Charles Band directs Robert Glaudini, Demi Moore and Al Fann in this sci-fi horror where an infected scientist ends up in a small town at the end of the world.

My second Charles Band experience this week after the equally awful Arena. This is a mildly quirkier film but no less uninspired. It is a lot more bargain basement – a spaghetti Mad Max with none of the stunts, action or punk verve. The roving gangs are pretty harmless and aimless. A lot of the film is just folks bartering and chatting about their lot after a slow disintegration of civilisation. You almost get the feel everyone forgot there’s a monster brewing in our hero and his thermos. It is eventually unleashed to no great consequence.

2

Hidden / Caché (2005)

Michael Haneke directs Daniel Auteuil, Juliette Binoche and Maurice Bénichou in this mystery film where a middle class couple of Parisian pseuds are stalked by someone sending them ominous videos of their lives.

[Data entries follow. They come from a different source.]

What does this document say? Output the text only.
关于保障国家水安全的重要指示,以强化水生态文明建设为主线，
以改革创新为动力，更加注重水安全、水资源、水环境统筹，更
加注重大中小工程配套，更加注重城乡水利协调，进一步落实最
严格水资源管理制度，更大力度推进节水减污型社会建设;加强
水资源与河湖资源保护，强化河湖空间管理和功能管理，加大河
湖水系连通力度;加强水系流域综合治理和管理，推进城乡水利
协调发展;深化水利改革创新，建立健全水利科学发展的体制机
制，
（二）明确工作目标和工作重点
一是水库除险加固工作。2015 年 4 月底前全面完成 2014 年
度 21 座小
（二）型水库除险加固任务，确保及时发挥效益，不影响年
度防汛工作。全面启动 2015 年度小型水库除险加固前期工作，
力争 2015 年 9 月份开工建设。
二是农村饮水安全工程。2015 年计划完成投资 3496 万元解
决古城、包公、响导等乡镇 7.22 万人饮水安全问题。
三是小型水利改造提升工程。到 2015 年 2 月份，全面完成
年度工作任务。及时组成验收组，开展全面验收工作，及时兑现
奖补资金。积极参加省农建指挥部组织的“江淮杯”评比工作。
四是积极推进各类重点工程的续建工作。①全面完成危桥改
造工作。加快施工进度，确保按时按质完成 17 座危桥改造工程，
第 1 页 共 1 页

Re-exploring Haneke this season, it is clear his bugbears are guilt, surveillance, secrets sins, the evil in children and the hypocrisy of society. He is cold and clinical, he plays with form deliberately making the camera an unreliable character within the story. This slow burner is probably his most accessible work featuring impactful acting and a puzzle plot that never loses its seductive uncertainty or unpredictable wallop.